Civil laws can thus be viewed as artificial chains that by their nature
are weak and hold only while men fear breaking them. The other
source of liberty then depends on the silence of the laws. What the law
does not forbid, individuals are permitted to pursue. Because the laws
cannot cover every human endeavor, individuals are left free to buy and
sell those things that can be lawfully bought and sold; contract with
others; choose where they live, their own diet, and their own trade; and
bring up their children as they see fit.

Within the confines of the commonwealth, the individual is largely left


free to do as he please. But he is not free to disturb and disrupt the
concord of society.

(3) Do subjects retain any right under Hobbes’ absolute sovereign?
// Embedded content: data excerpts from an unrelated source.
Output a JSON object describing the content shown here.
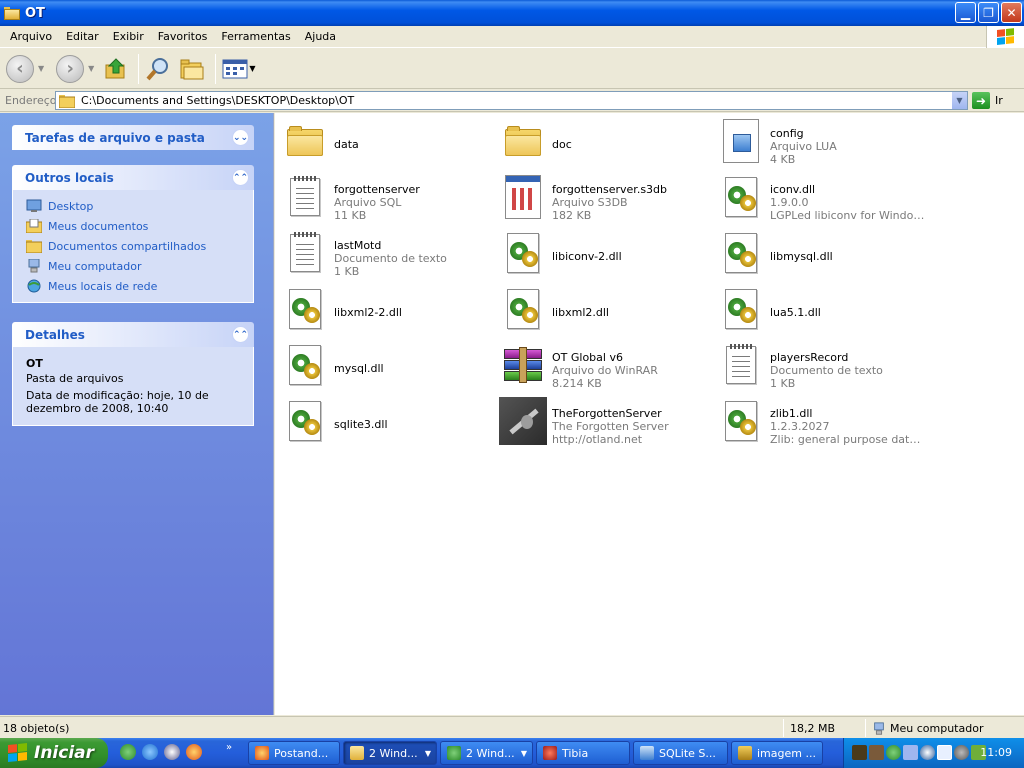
{
  "window": {
    "title": "OT"
  },
  "menu": [
    "Arquivo",
    "Editar",
    "Exibir",
    "Favoritos",
    "Ferramentas",
    "Ajuda"
  ],
  "address": {
    "label": "Endereço",
    "path": "C:\\Documents and Settings\\DESKTOP\\Desktop\\OT",
    "go_label": "Ir"
  },
  "panels": {
    "tasks": {
      "title": "Tarefas de arquivo e pasta"
    },
    "places": {
      "title": "Outros locais",
      "items": [
        "Desktop",
        "Meus documentos",
        "Documentos compartilhados",
        "Meu computador",
        "Meus locais de rede"
      ]
    },
    "details": {
      "title": "Detalhes",
      "name": "OT",
      "type": "Pasta de arquivos",
      "modified": "Data de modificação: hoje, 10 de dezembro de 2008, 10:40"
    }
  },
  "files": [
    {
      "name": "data",
      "line2": "",
      "line3": "",
      "icon": "folder-icon"
    },
    {
      "name": "doc",
      "line2": "",
      "line3": "",
      "icon": "folder-icon"
    },
    {
      "name": "config",
      "line2": "Arquivo LUA",
      "line3": "4 KB",
      "icon": "lua-file-icon"
    },
    {
      "name": "forgottenserver",
      "line2": "Arquivo SQL",
      "line3": "11 KB",
      "icon": "text-document-icon"
    },
    {
      "name": "forgottenserver.s3db",
      "line2": "Arquivo S3DB",
      "line3": "182 KB",
      "icon": "s3db-file-icon"
    },
    {
      "name": "iconv.dll",
      "line2": "1.9.0.0",
      "line3": "LGPLed libiconv for Windows N...",
      "icon": "dll-file-icon"
    },
    {
      "name": "lastMotd",
      "line2": "Documento de texto",
      "line3": "1 KB",
      "icon": "text-document-icon"
    },
    {
      "name": "libiconv-2.dll",
      "line2": "",
      "line3": "",
      "icon": "dll-file-icon"
    },
    {
      "name": "libmysql.dll",
      "line2": "",
      "line3": "",
      "icon": "dll-file-icon"
    },
    {
      "name": "libxml2-2.dll",
      "line2": "",
      "line3": "",
      "icon": "dll-file-icon"
    },
    {
      "name": "libxml2.dll",
      "line2": "",
      "line3": "",
      "icon": "dll-file-icon"
    },
    {
      "name": "lua5.1.dll",
      "line2": "",
      "line3": "",
      "icon": "dll-file-icon"
    },
    {
      "name": "mysql.dll",
      "line2": "",
      "line3": "",
      "icon": "dll-file-icon"
    },
    {
      "name": "OT Global v6",
      "line2": "Arquivo do WinRAR",
      "line3": "8.214 KB",
      "icon": "winrar-archive-icon"
    },
    {
      "name": "playersRecord",
      "line2": "Documento de texto",
      "line3": "1 KB",
      "icon": "text-document-icon"
    },
    {
      "name": "sqlite3.dll",
      "line2": "",
      "line3": "",
      "icon": "dll-file-icon"
    },
    {
      "name": "TheForgottenServer",
      "line2": "The Forgotten Server",
      "line3": "http://otland.net",
      "icon": "sword-app-icon"
    },
    {
      "name": "zlib1.dll",
      "line2": "1.2.3.2027",
      "line3": "Zlib: general purpose data co...",
      "icon": "dll-file-icon"
    }
  ],
  "status": {
    "count": "18 objeto(s)",
    "size": "18,2 MB",
    "location": "Meu computador"
  },
  "taskbar": {
    "start_label": "Iniciar",
    "tasks": [
      {
        "label": "Postand...",
        "active": false
      },
      {
        "label": "2 Wind...",
        "active": true
      },
      {
        "label": "2 Wind...",
        "active": false
      },
      {
        "label": "Tibia",
        "active": false
      },
      {
        "label": "SQLite S...",
        "active": false
      },
      {
        "label": "imagem ...",
        "active": false
      }
    ],
    "clock": "11:09"
  }
}
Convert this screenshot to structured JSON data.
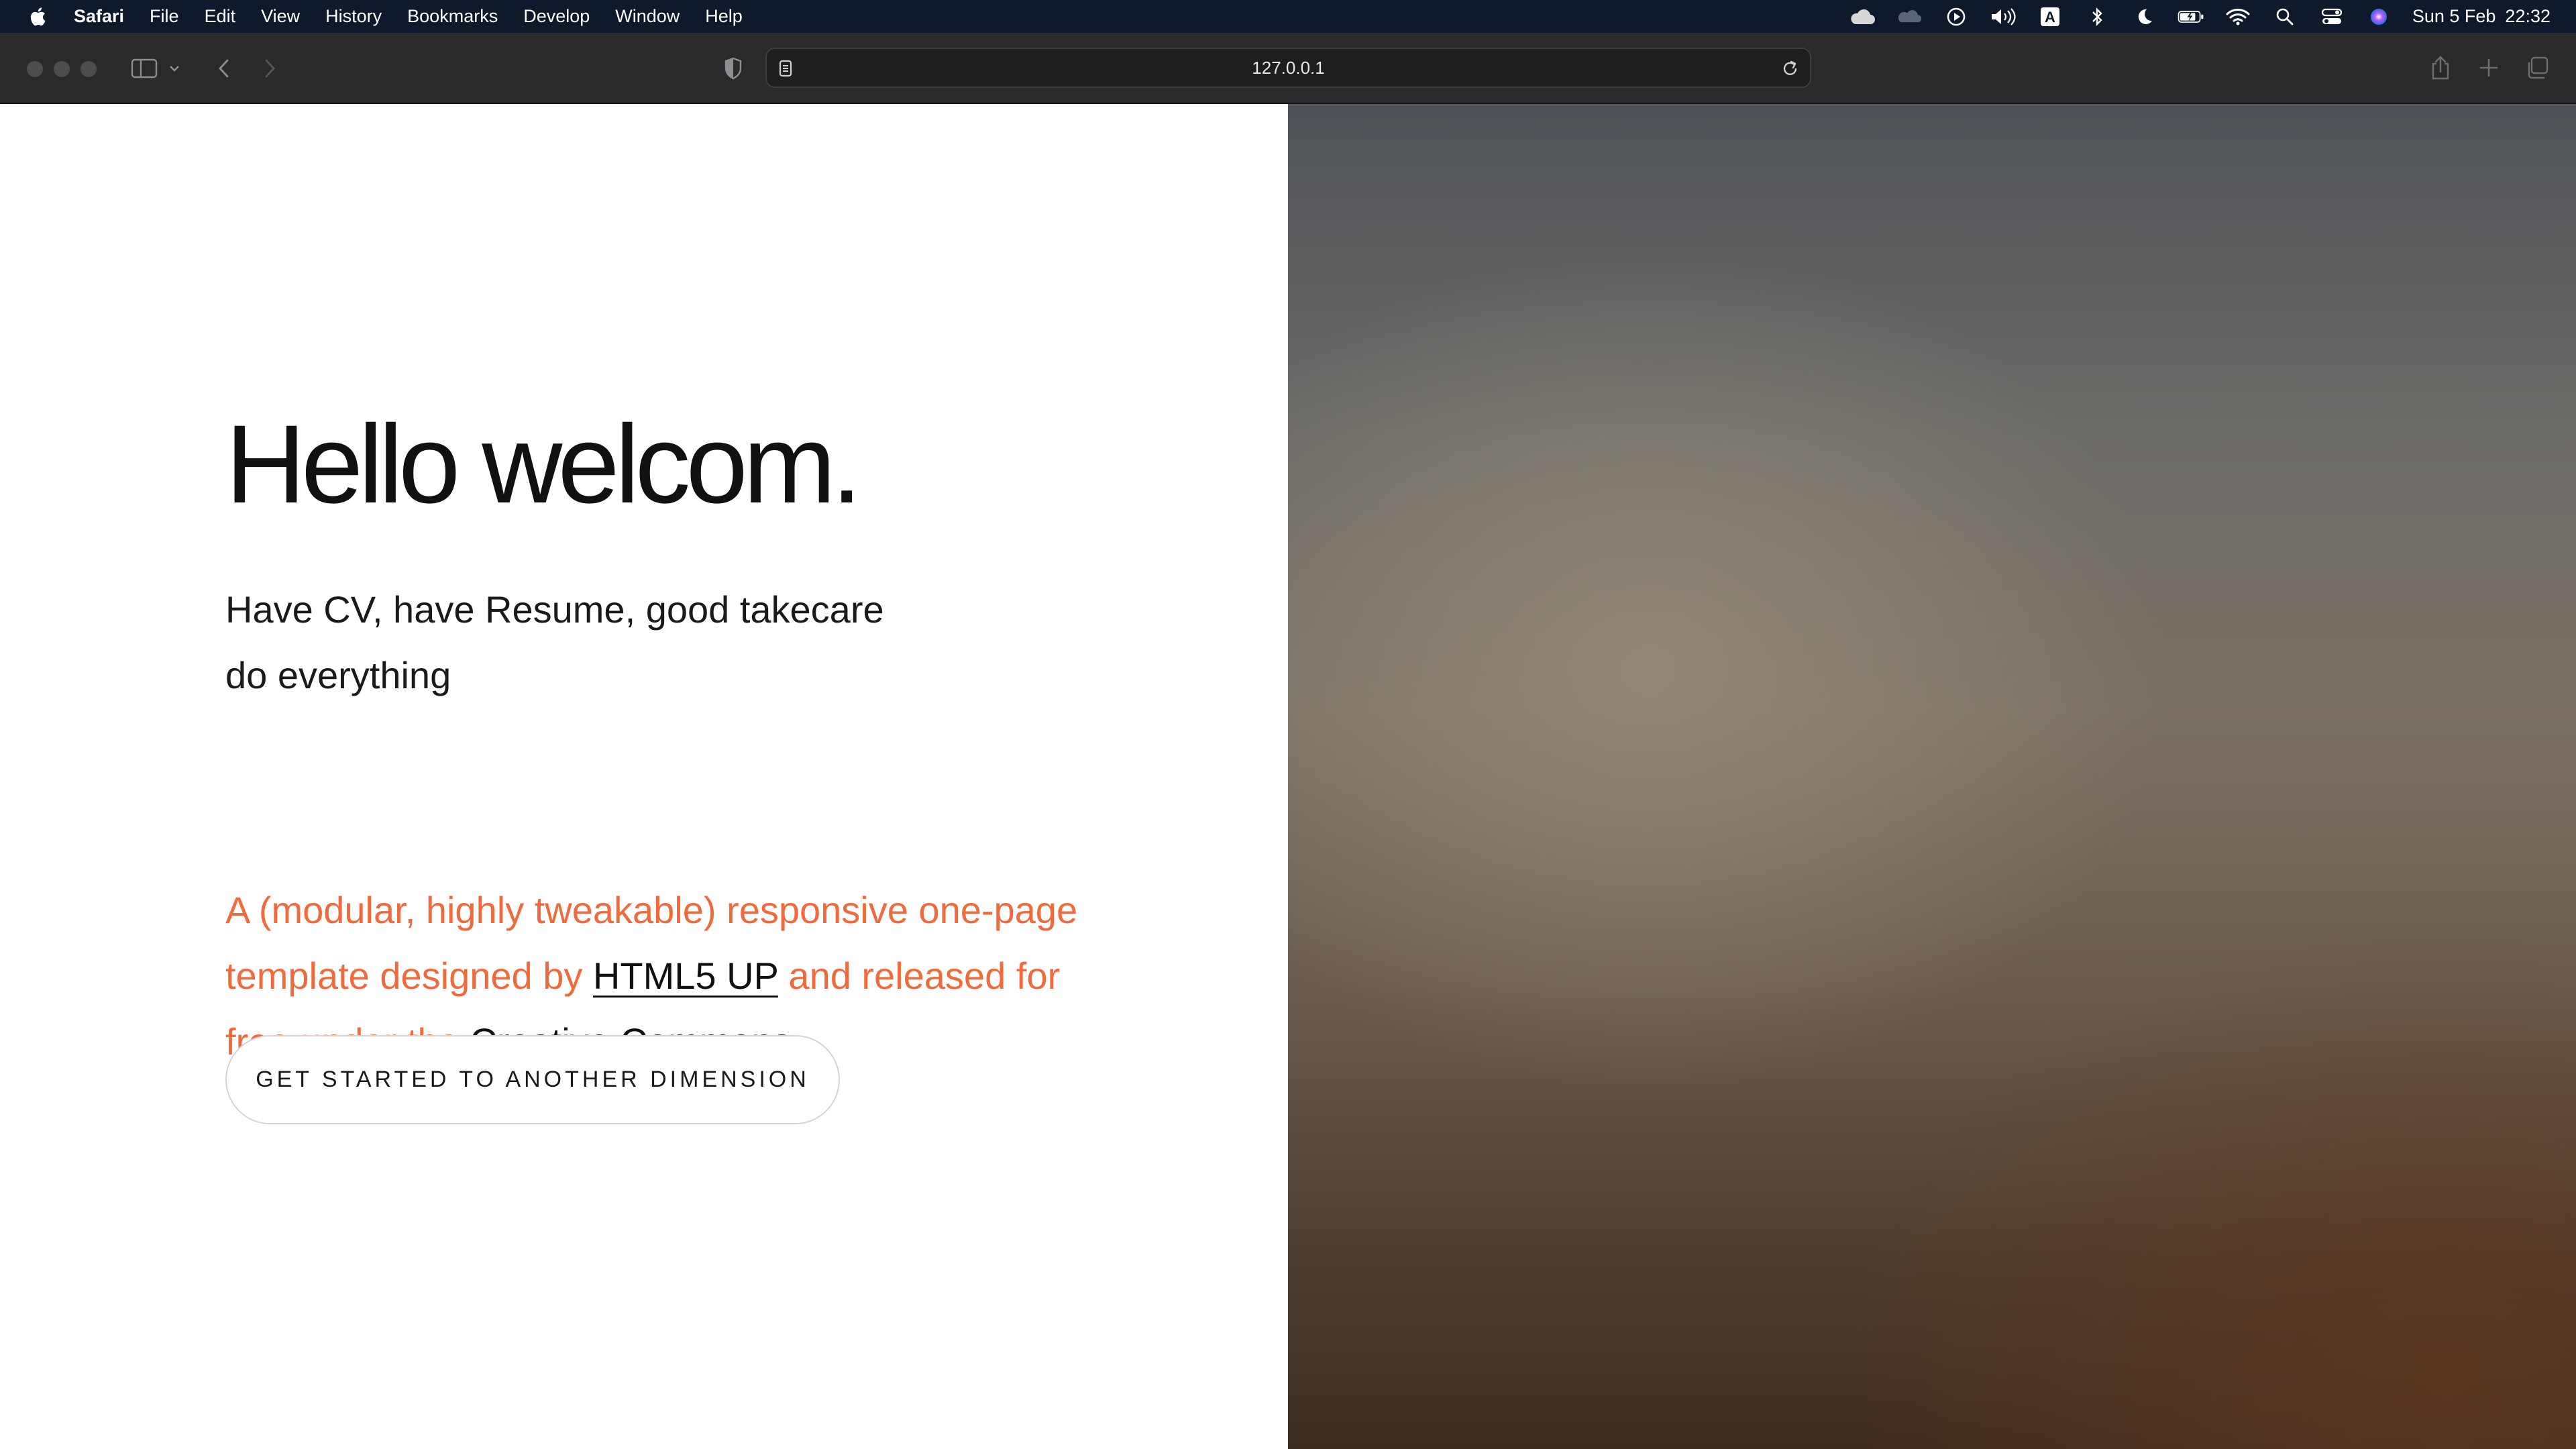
{
  "menubar": {
    "app_name": "Safari",
    "menus": [
      "File",
      "Edit",
      "View",
      "History",
      "Bookmarks",
      "Develop",
      "Window",
      "Help"
    ],
    "status_icons": [
      "cloud-icon",
      "onedrive-icon",
      "play-circle-icon",
      "volume-icon",
      "keyboard-input-icon",
      "bluetooth-icon",
      "moon-icon",
      "battery-icon",
      "wifi-icon",
      "spotlight-search-icon",
      "control-center-icon",
      "siri-icon"
    ],
    "input_source_letter": "A",
    "date": "Sun 5 Feb",
    "time": "22:32"
  },
  "browser": {
    "url": "127.0.0.1"
  },
  "hero": {
    "title": "Hello welcom.",
    "subtitle": "Have CV, have Resume, good takecare do everything",
    "desc_part1": "A (modular, highly tweakable) responsive one-page template designed by ",
    "link1": "HTML5 UP",
    "desc_part2": " and released for free under the ",
    "link2": "Creative Commons",
    "desc_part3": ".",
    "cta_label": "GET STARTED TO ANOTHER DIMENSION"
  },
  "colors": {
    "menubar_bg": "#0e1a2b",
    "toolbar_bg": "#2a2a2c",
    "accent": "#f06a3c",
    "text": "#111111"
  }
}
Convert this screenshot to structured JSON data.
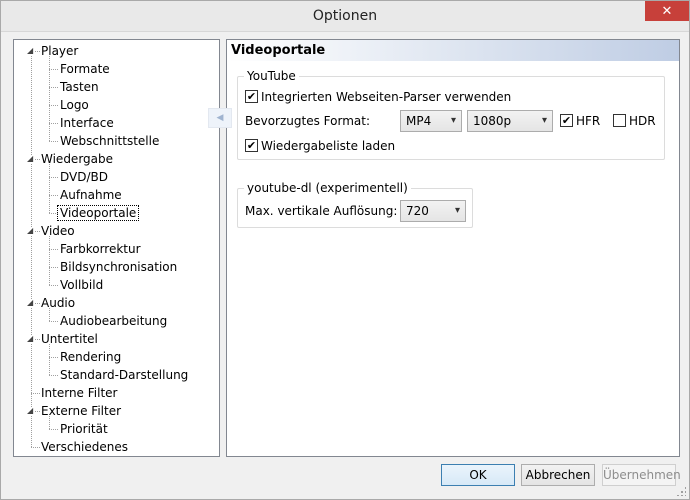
{
  "window": {
    "title": "Optionen",
    "close_icon": "close-icon"
  },
  "tree": [
    {
      "label": "Player",
      "level": 0,
      "expanded": true
    },
    {
      "label": "Formate",
      "level": 1
    },
    {
      "label": "Tasten",
      "level": 1
    },
    {
      "label": "Logo",
      "level": 1
    },
    {
      "label": "Interface",
      "level": 1
    },
    {
      "label": "Webschnittstelle",
      "level": 1
    },
    {
      "label": "Wiedergabe",
      "level": 0,
      "expanded": true
    },
    {
      "label": "DVD/BD",
      "level": 1
    },
    {
      "label": "Aufnahme",
      "level": 1
    },
    {
      "label": "Videoportale",
      "level": 1,
      "selected": true
    },
    {
      "label": "Video",
      "level": 0,
      "expanded": true
    },
    {
      "label": "Farbkorrektur",
      "level": 1
    },
    {
      "label": "Bildsynchronisation",
      "level": 1
    },
    {
      "label": "Vollbild",
      "level": 1
    },
    {
      "label": "Audio",
      "level": 0,
      "expanded": true
    },
    {
      "label": "Audiobearbeitung",
      "level": 1
    },
    {
      "label": "Untertitel",
      "level": 0,
      "expanded": true
    },
    {
      "label": "Rendering",
      "level": 1
    },
    {
      "label": "Standard-Darstellung",
      "level": 1
    },
    {
      "label": "Interne Filter",
      "level": 0
    },
    {
      "label": "Externe Filter",
      "level": 0,
      "expanded": true
    },
    {
      "label": "Priorität",
      "level": 1
    },
    {
      "label": "Verschiedenes",
      "level": 0
    }
  ],
  "panel": {
    "title": "Videoportale",
    "youtube": {
      "group_title": "YouTube",
      "parser_label": "Integrierten Webseiten-Parser verwenden",
      "parser_checked": true,
      "format_label": "Bevorzugtes Format:",
      "format_value": "MP4",
      "resolution_value": "1080p",
      "hfr_label": "HFR",
      "hfr_checked": true,
      "hdr_label": "HDR",
      "hdr_checked": false,
      "playlist_label": "Wiedergabeliste laden",
      "playlist_checked": true
    },
    "youtube_dl": {
      "group_title": "youtube-dl (experimentell)",
      "max_res_label": "Max. vertikale Auflösung:",
      "max_res_value": "720"
    }
  },
  "buttons": {
    "ok": "OK",
    "cancel": "Abbrechen",
    "apply": "Übernehmen"
  },
  "check_mark": "✔",
  "chevron": "▾",
  "expander_glyph": "◢"
}
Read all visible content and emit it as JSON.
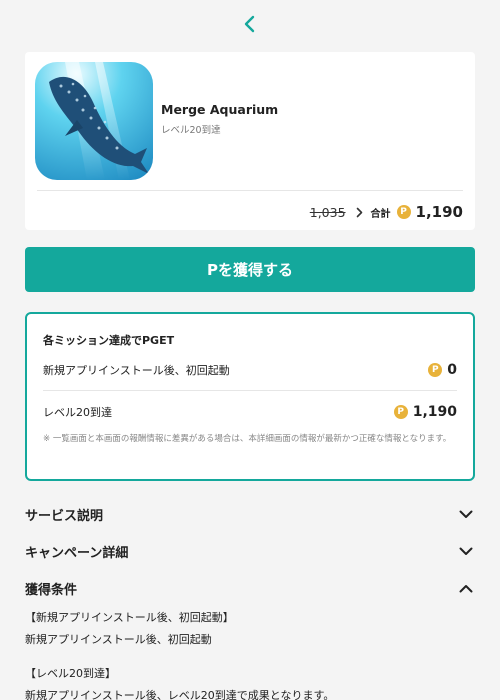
{
  "header": {
    "back_icon": "chevron-left-icon",
    "accent": "#14a89c"
  },
  "app": {
    "name": "Merge Aquarium",
    "subtitle": "レベル20到達",
    "icon": "whale-shark-app-icon",
    "old_points": "1,035",
    "total_label": "合計",
    "coin_symbol": "P",
    "total_points": "1,190"
  },
  "get_button": {
    "label": "Pを獲得する",
    "color": "#14a89c"
  },
  "missions": {
    "title": "各ミッション達成でPGET",
    "items": [
      {
        "label": "新規アプリインストール後、初回起動",
        "points": "0"
      },
      {
        "label": "レベル20到達",
        "points": "1,190"
      }
    ],
    "note": "※ 一覧画面と本画面の報酬情報に差異がある場合は、本詳細画面の情報が最新かつ正確な情報となります。"
  },
  "sections": {
    "service": {
      "title": "サービス説明",
      "expanded": false
    },
    "campaign": {
      "title": "キャンペーン詳細",
      "expanded": false
    },
    "conditions": {
      "title": "獲得条件",
      "expanded": true
    }
  },
  "conditions": {
    "block1_heading": "【新規アプリインストール後、初回起動】",
    "block1_body": "新規アプリインストール後、初回起動",
    "block2_heading": "【レベル20到達】",
    "block2_body": "新規アプリインストール後、レベル20到達で成果となります。"
  }
}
Does the
subject have inalienable rights- rights that cannot be transferred by the
covenant?

The covenant was established to secure individual’s natural right to


self- preservation; so the covenant cannot be incompatible with this
natural right. The right to self- preservation is inalienable, although
the means to securing it are limited by the confines established by the
government.

Hobbes recognizes in addition that the individual is bound to defend his


own life, and that he is not bound to kill himself at the demand of the
sovereign, or incriminate himself. Consistently, the individual is not
bound to die for his country and may in fact flee the battlefield. While
this is cowardly, Hobbes admits, it is not unjust. But he suggests that
the way to secure obedience on the battlefield is to ensure that the fear
of disobeying the sovereign exceeds the fear of the battlefield.